The same LT-MZI structure as in Figure 1 but with oxide cladding rather than air, denoted the passive LT-MZI, was fabricated and experimentally characterized. However, no gas sensing measurement could be performed using this device as it is not subjected to air, and accordingly the device’s sensing performance cannot be determined. Our goal in this fabrication run was to ensure the reliability of our proposed LT-MZI design. This was achieved by comparing the measured response of the fabricated devices (LT-MZI capped with oxide cladding) with their corresponding numerical simulations. Here, two LT-MZIs capped with oxide with arm lengths L of 50 μm and 150 μm were simulated, fabricated, and characterized.

The fabrication of the structures was achieved using a multi-project wafer (MPW) on a 200 mm SOI wafer with a 220 nm silicon device layer at the University of Washington Nanofabrication Facility [57], using electron beam lithography (EBL). Figure 6a shows the waveguide fabrication steps. EBL with a negative resist and inductively coupled plasma (ICP) etching (using chlorine gas) were used for silicon patterning. Then, plasma-enhanced chemical vapor deposition (PECVD) was used to deposit around 2 µm of oxide cladding. The device characterization was performed by the MiNa group at the University of British Columbia [58] and at Maple Leaf Photonics [59]. The measurement setup, shown in Figure 6b, included a tunable laser from 1500 nm to 1600 nm wavelength, a polarization-maintaining fiber array with four fibers for the i/o optical signal, and a multi-channel photodetector. Grating couplers on each device on the chip were used to couple the optical signal from/to the fiber array. The chip was placed on an automated stage with 2D movement. The stage was linked to a computer with software that automated the measurements by controlling the movement of the stage using the GDS file of the chip to trace and measure the different optical devices on the chip. A temperature controller was also used to adjust the temperature of the stage. Using this setup, the transmission spectra of the different devices could be measured in a fast and accurate manner.

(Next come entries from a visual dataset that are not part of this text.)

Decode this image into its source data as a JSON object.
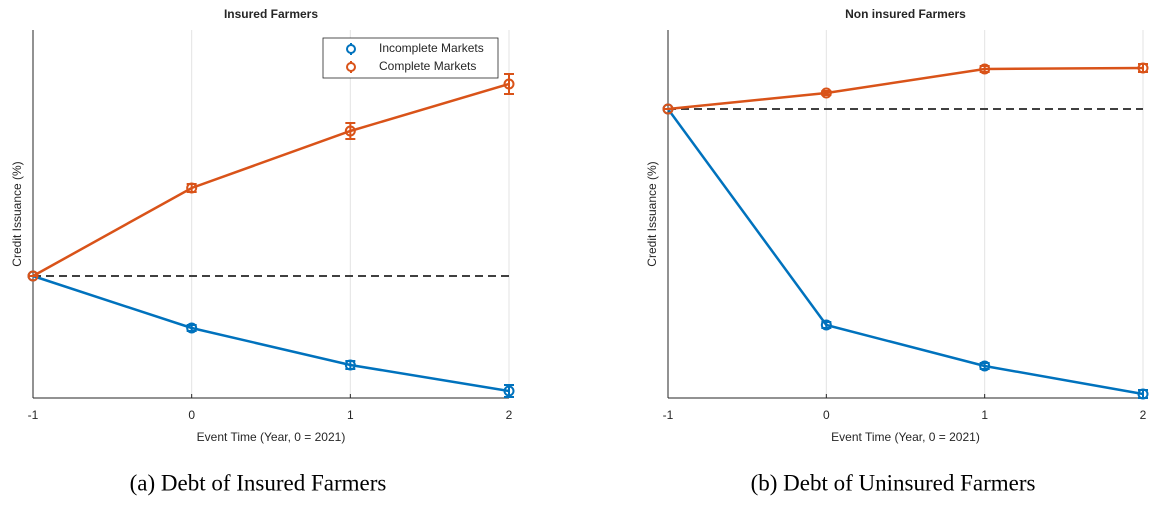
{
  "chart_data": [
    {
      "type": "line",
      "title": "Insured Farmers",
      "xlabel": "Event Time (Year, 0 = 2021)",
      "ylabel": "Credit Issuance (%)",
      "caption": "(a) Debt of Insured Farmers",
      "x": [
        -1,
        0,
        1,
        2
      ],
      "xlim": [
        -1,
        2
      ],
      "xticks": [
        -1,
        0,
        1,
        2
      ],
      "ylim": [
        -1.22,
        2.46
      ],
      "grid": true,
      "hline": 0,
      "legend": "upper right",
      "series": [
        {
          "name": "Incomplete Markets",
          "color": "#0072bd",
          "values": [
            0,
            -0.52,
            -0.89,
            -1.15
          ],
          "errors": [
            0,
            0.03,
            0.04,
            0.06
          ]
        },
        {
          "name": "Complete Markets",
          "color": "#d95319",
          "values": [
            0,
            0.88,
            1.45,
            1.92
          ],
          "errors": [
            0,
            0.04,
            0.08,
            0.1
          ]
        }
      ]
    },
    {
      "type": "line",
      "title": "Non insured Farmers",
      "xlabel": "Event Time (Year, 0 = 2021)",
      "ylabel": "Credit Issuance (%)",
      "caption": "(b) Debt of Uninsured Farmers",
      "x": [
        -1,
        0,
        1,
        2
      ],
      "xlim": [
        -1,
        2
      ],
      "xticks": [
        -1,
        0,
        1,
        2
      ],
      "ylim": [
        -2.89,
        0.79
      ],
      "grid": true,
      "hline": 0,
      "series": [
        {
          "name": "Incomplete Markets",
          "color": "#0072bd",
          "values": [
            0,
            -2.16,
            -2.57,
            -2.85
          ],
          "errors": [
            0,
            0.03,
            0.03,
            0.04
          ]
        },
        {
          "name": "Complete Markets",
          "color": "#d95319",
          "values": [
            0,
            0.16,
            0.4,
            0.41
          ],
          "errors": [
            0,
            0.02,
            0.03,
            0.04
          ]
        }
      ]
    }
  ]
}
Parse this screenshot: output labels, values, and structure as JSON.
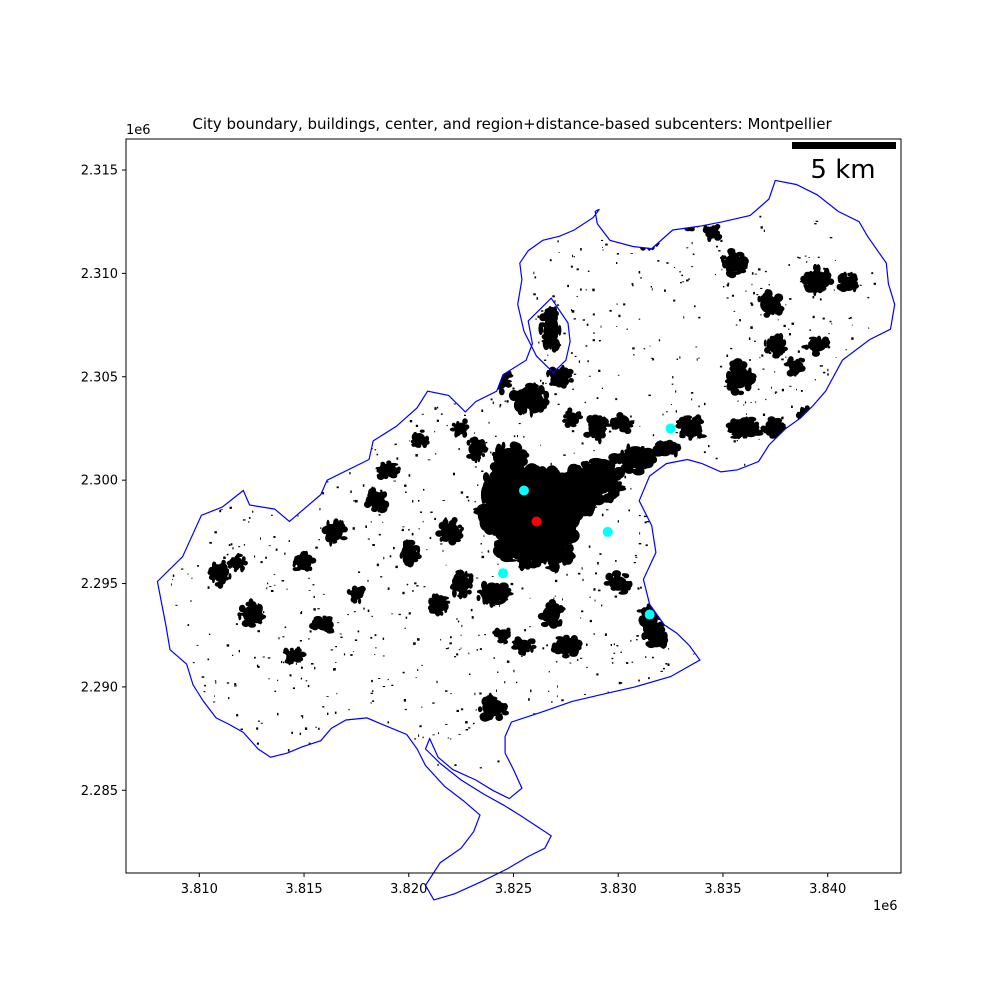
{
  "chart_data": {
    "type": "scatter",
    "title": "City boundary, buildings, center, and region+distance-based subcenters: Montpellier",
    "xlabel": "",
    "ylabel": "",
    "x_offset_label": "1e6",
    "y_offset_label": "1e6",
    "xlim": [
      3.8065,
      3.8435
    ],
    "ylim": [
      2.281,
      2.3165
    ],
    "x_ticks": [
      3.81,
      3.815,
      3.82,
      3.825,
      3.83,
      3.835,
      3.84
    ],
    "x_tick_labels": [
      "3.810",
      "3.815",
      "3.820",
      "3.825",
      "3.830",
      "3.835",
      "3.840"
    ],
    "y_ticks": [
      2.285,
      2.29,
      2.295,
      2.3,
      2.305,
      2.31,
      2.315
    ],
    "y_tick_labels": [
      "2.285",
      "2.290",
      "2.295",
      "2.300",
      "2.305",
      "2.310",
      "2.315"
    ],
    "grid": false,
    "scale_bar": {
      "label": "5 km",
      "length_km": 5
    },
    "colors": {
      "boundary": "#0000ff",
      "buildings": "#000000",
      "center": "#ff0000",
      "subcenters": "#00ffff"
    },
    "center": {
      "x": 3.8261,
      "y": 2.298
    },
    "subcenters": [
      {
        "x": 3.8255,
        "y": 2.2995
      },
      {
        "x": 3.8295,
        "y": 2.2975
      },
      {
        "x": 3.8245,
        "y": 2.2955
      },
      {
        "x": 3.8325,
        "y": 2.3025
      },
      {
        "x": 3.8315,
        "y": 2.2935
      }
    ],
    "boundary": [
      [
        3.808,
        2.2951
      ],
      [
        3.8092,
        2.2963
      ],
      [
        3.8101,
        2.2983
      ],
      [
        3.8111,
        2.2987
      ],
      [
        3.8121,
        2.2995
      ],
      [
        3.8124,
        2.2988
      ],
      [
        3.8136,
        2.2986
      ],
      [
        3.8143,
        2.298
      ],
      [
        3.8158,
        2.2993
      ],
      [
        3.8161,
        2.3
      ],
      [
        3.8181,
        2.301
      ],
      [
        3.8183,
        2.3019
      ],
      [
        3.8194,
        2.3026
      ],
      [
        3.8204,
        2.3035
      ],
      [
        3.8209,
        2.3043
      ],
      [
        3.8219,
        2.3041
      ],
      [
        3.8227,
        2.3033
      ],
      [
        3.8232,
        2.3038
      ],
      [
        3.8242,
        2.3043
      ],
      [
        3.8245,
        2.3051
      ],
      [
        3.8256,
        2.3058
      ],
      [
        3.8259,
        2.3066
      ],
      [
        3.8257,
        2.3077
      ],
      [
        3.8268,
        2.3088
      ],
      [
        3.8276,
        2.3076
      ],
      [
        3.8277,
        2.3067
      ],
      [
        3.8275,
        2.3058
      ],
      [
        3.8269,
        2.3052
      ],
      [
        3.8261,
        2.306
      ],
      [
        3.8255,
        2.3072
      ],
      [
        3.8252,
        2.3085
      ],
      [
        3.8254,
        2.3097
      ],
      [
        3.8253,
        2.3105
      ],
      [
        3.8257,
        2.3111
      ],
      [
        3.8264,
        2.3116
      ],
      [
        3.8272,
        2.3118
      ],
      [
        3.8279,
        2.3121
      ],
      [
        3.8288,
        2.3127
      ],
      [
        3.8291,
        2.3131
      ],
      [
        3.8289,
        2.313
      ],
      [
        3.829,
        2.3124
      ],
      [
        3.8296,
        2.3116
      ],
      [
        3.8307,
        2.3113
      ],
      [
        3.8316,
        2.3112
      ],
      [
        3.8326,
        2.3121
      ],
      [
        3.834,
        2.3123
      ],
      [
        3.835,
        2.3125
      ],
      [
        3.8363,
        2.3128
      ],
      [
        3.8372,
        2.3136
      ],
      [
        3.8375,
        2.3145
      ],
      [
        3.8385,
        2.3143
      ],
      [
        3.8395,
        2.3138
      ],
      [
        3.8405,
        2.313
      ],
      [
        3.8415,
        2.3125
      ],
      [
        3.8419,
        2.3118
      ],
      [
        3.8428,
        2.3105
      ],
      [
        3.8429,
        2.3095
      ],
      [
        3.8432,
        2.3085
      ],
      [
        3.843,
        2.3073
      ],
      [
        3.842,
        2.3068
      ],
      [
        3.8407,
        2.3058
      ],
      [
        3.8399,
        2.3043
      ],
      [
        3.8393,
        2.3036
      ],
      [
        3.8387,
        2.303
      ],
      [
        3.838,
        2.3025
      ],
      [
        3.8372,
        2.3017
      ],
      [
        3.8367,
        2.3009
      ],
      [
        3.8357,
        2.3005
      ],
      [
        3.8349,
        2.3004
      ],
      [
        3.834,
        2.3008
      ],
      [
        3.8333,
        2.301
      ],
      [
        3.8323,
        2.3008
      ],
      [
        3.8315,
        2.3002
      ],
      [
        3.831,
        2.299
      ],
      [
        3.8316,
        2.2978
      ],
      [
        3.8318,
        2.2965
      ],
      [
        3.8312,
        2.2952
      ],
      [
        3.8315,
        2.294
      ],
      [
        3.8322,
        2.293
      ],
      [
        3.8328,
        2.2926
      ],
      [
        3.8334,
        2.292
      ],
      [
        3.8339,
        2.2913
      ],
      [
        3.8325,
        2.2905
      ],
      [
        3.8308,
        2.29
      ],
      [
        3.8295,
        2.2897
      ],
      [
        3.8278,
        2.2893
      ],
      [
        3.8264,
        2.2888
      ],
      [
        3.8249,
        2.2883
      ],
      [
        3.8246,
        2.2876
      ],
      [
        3.8246,
        2.2868
      ],
      [
        3.825,
        2.286
      ],
      [
        3.8254,
        2.2851
      ],
      [
        3.8248,
        2.2846
      ],
      [
        3.824,
        2.285
      ],
      [
        3.8232,
        2.2855
      ],
      [
        3.8221,
        2.286
      ],
      [
        3.8214,
        2.2866
      ],
      [
        3.821,
        2.2875
      ],
      [
        3.8208,
        2.287
      ],
      [
        3.8215,
        2.2863
      ],
      [
        3.8225,
        2.2855
      ],
      [
        3.8236,
        2.2848
      ],
      [
        3.8245,
        2.2843
      ],
      [
        3.8253,
        2.2838
      ],
      [
        3.8262,
        2.2832
      ],
      [
        3.8268,
        2.2828
      ],
      [
        3.8265,
        2.2822
      ],
      [
        3.8257,
        2.2818
      ],
      [
        3.8247,
        2.2812
      ],
      [
        3.8235,
        2.2806
      ],
      [
        3.8222,
        2.28
      ],
      [
        3.8212,
        2.2797
      ],
      [
        3.8208,
        2.2804
      ],
      [
        3.8215,
        2.2815
      ],
      [
        3.8225,
        2.2822
      ],
      [
        3.8231,
        2.283
      ],
      [
        3.8234,
        2.2838
      ],
      [
        3.8226,
        2.2845
      ],
      [
        3.8217,
        2.2852
      ],
      [
        3.8208,
        2.2862
      ],
      [
        3.8204,
        2.287
      ],
      [
        3.8199,
        2.2877
      ],
      [
        3.8187,
        2.2882
      ],
      [
        3.818,
        2.2885
      ],
      [
        3.817,
        2.2884
      ],
      [
        3.8163,
        2.288
      ],
      [
        3.8158,
        2.2874
      ],
      [
        3.8149,
        2.2871
      ],
      [
        3.8142,
        2.2868
      ],
      [
        3.8134,
        2.2866
      ],
      [
        3.8128,
        2.287
      ],
      [
        3.8121,
        2.2878
      ],
      [
        3.8114,
        2.2882
      ],
      [
        3.8108,
        2.2885
      ],
      [
        3.8102,
        2.2893
      ],
      [
        3.8097,
        2.2901
      ],
      [
        3.8094,
        2.2911
      ],
      [
        3.8086,
        2.2918
      ],
      [
        3.8084,
        2.293
      ],
      [
        3.808,
        2.2951
      ]
    ],
    "building_clusters": [
      [
        3.8263,
        2.2985,
        0.0018,
        0.002
      ],
      [
        3.8245,
        2.299,
        0.0012,
        0.0016
      ],
      [
        3.8278,
        2.2993,
        0.0012,
        0.0012
      ],
      [
        3.8255,
        2.2968,
        0.0012,
        0.001
      ],
      [
        3.827,
        2.2965,
        0.0008,
        0.0008
      ],
      [
        3.8248,
        2.301,
        0.0008,
        0.0008
      ],
      [
        3.829,
        2.3,
        0.0012,
        0.001
      ],
      [
        3.8308,
        2.301,
        0.001,
        0.0006
      ],
      [
        3.8322,
        2.3015,
        0.0008,
        0.0004
      ],
      [
        3.8258,
        2.304,
        0.0008,
        0.0008
      ],
      [
        3.8243,
        2.3048,
        0.0006,
        0.0006
      ],
      [
        3.8268,
        2.3073,
        0.0005,
        0.001
      ],
      [
        3.824,
        2.2945,
        0.0008,
        0.0006
      ],
      [
        3.8225,
        2.295,
        0.0006,
        0.0006
      ],
      [
        3.8215,
        2.294,
        0.0005,
        0.0005
      ],
      [
        3.82,
        2.2965,
        0.0005,
        0.0006
      ],
      [
        3.8185,
        2.299,
        0.0005,
        0.0006
      ],
      [
        3.8165,
        2.2975,
        0.0005,
        0.0006
      ],
      [
        3.815,
        2.296,
        0.0005,
        0.0005
      ],
      [
        3.8125,
        2.2935,
        0.0006,
        0.0006
      ],
      [
        3.816,
        2.293,
        0.0006,
        0.0004
      ],
      [
        3.8175,
        2.2945,
        0.0004,
        0.0004
      ],
      [
        3.819,
        2.3005,
        0.0006,
        0.0004
      ],
      [
        3.8205,
        2.302,
        0.0004,
        0.0004
      ],
      [
        3.8225,
        2.3025,
        0.0004,
        0.0004
      ],
      [
        3.8245,
        2.2925,
        0.0004,
        0.0004
      ],
      [
        3.8268,
        2.2935,
        0.0006,
        0.0006
      ],
      [
        3.8275,
        2.292,
        0.0006,
        0.0006
      ],
      [
        3.83,
        2.295,
        0.0006,
        0.0005
      ],
      [
        3.8315,
        2.2935,
        0.0005,
        0.0006
      ],
      [
        3.8318,
        2.2925,
        0.0006,
        0.0006
      ],
      [
        3.8255,
        2.292,
        0.0005,
        0.0004
      ],
      [
        3.824,
        2.289,
        0.0007,
        0.0006
      ],
      [
        3.829,
        2.3025,
        0.0006,
        0.0006
      ],
      [
        3.8302,
        2.3028,
        0.0005,
        0.0005
      ],
      [
        3.8335,
        2.3025,
        0.0007,
        0.0006
      ],
      [
        3.836,
        2.3025,
        0.0008,
        0.0005
      ],
      [
        3.8375,
        2.3025,
        0.0006,
        0.0005
      ],
      [
        3.839,
        2.303,
        0.0005,
        0.0005
      ],
      [
        3.8358,
        2.305,
        0.0006,
        0.0008
      ],
      [
        3.8375,
        2.3065,
        0.0005,
        0.0005
      ],
      [
        3.8385,
        2.3055,
        0.0005,
        0.0004
      ],
      [
        3.8395,
        2.3065,
        0.0006,
        0.0004
      ],
      [
        3.8372,
        2.3085,
        0.0006,
        0.0006
      ],
      [
        3.8395,
        2.3097,
        0.0007,
        0.0006
      ],
      [
        3.841,
        2.3095,
        0.0005,
        0.0005
      ],
      [
        3.8355,
        2.3105,
        0.0006,
        0.0006
      ],
      [
        3.8345,
        2.312,
        0.0004,
        0.0004
      ],
      [
        3.8335,
        2.3125,
        0.0004,
        0.0004
      ],
      [
        3.8315,
        2.3115,
        0.0004,
        0.0004
      ],
      [
        3.8278,
        2.303,
        0.0004,
        0.0004
      ],
      [
        3.811,
        2.2955,
        0.0005,
        0.0006
      ],
      [
        3.8118,
        2.296,
        0.0004,
        0.0004
      ],
      [
        3.8145,
        2.2915,
        0.0005,
        0.0004
      ],
      [
        3.822,
        2.2975,
        0.0006,
        0.0006
      ],
      [
        3.8232,
        2.3015,
        0.0005,
        0.0005
      ],
      [
        3.8272,
        2.305,
        0.0006,
        0.0005
      ]
    ]
  }
}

The layout of the fabricated LT-MZI and SEM images of its various components are shown in Figure 7a. The measured transmission spectra of the LT-MZIs with L = 50 µm and L = 150 µm are shown in Figure 7b,c, respectively, along with the corresponding INTERCONNECT simulation results. It can be seen that there is a good match in the device response between the simulation and the measurement results. The FSR calculated from the measurements was 11.24 nm and 4.19 nm with 1.1% and 2.18% deviation from the simulation results for the 50 µm and 150 µm devices, respectively. These results further ensured that the numerical simulation results we obtained previously could be trusted.

5. Conclusions

We presented a compact SOI-based RI gas sensor using a MZI interferometer cascaded with a Sagnac loop forming a loop-terminated MZI. The LT-MZI sensor achieved the same performance as a conventional MZI with only half its length. A slot waveguide was designed to achieve maximum waveguide sensitivity and, consequently, to maximize the overall device sensitivity. The different sensor components were designed and optimized using FDE and FDTD solvers. A strip-to-slot waveguide mode converter was optimized to minimize the insertion loss between the two waveguides. The simulation results based on the FDTD solver showed that our design could achieve a high sensitivity of 1070 nm/RIU and a high FOM of 280.8 RIU⁻¹ using a length of only 150 μm, with higher values of FOM possible at a longer arm lengths. The same LT-MZI structure but with oxide cladding was experimentally characterized, showing a good agreement with the theoretical simulations. Thus, our proposed LT-MZI gas sensor is a good candidate for efficient and compact on-chip sensors with low-cost and mass-scale fabrication, due to the CMOS-compatible SOI platform.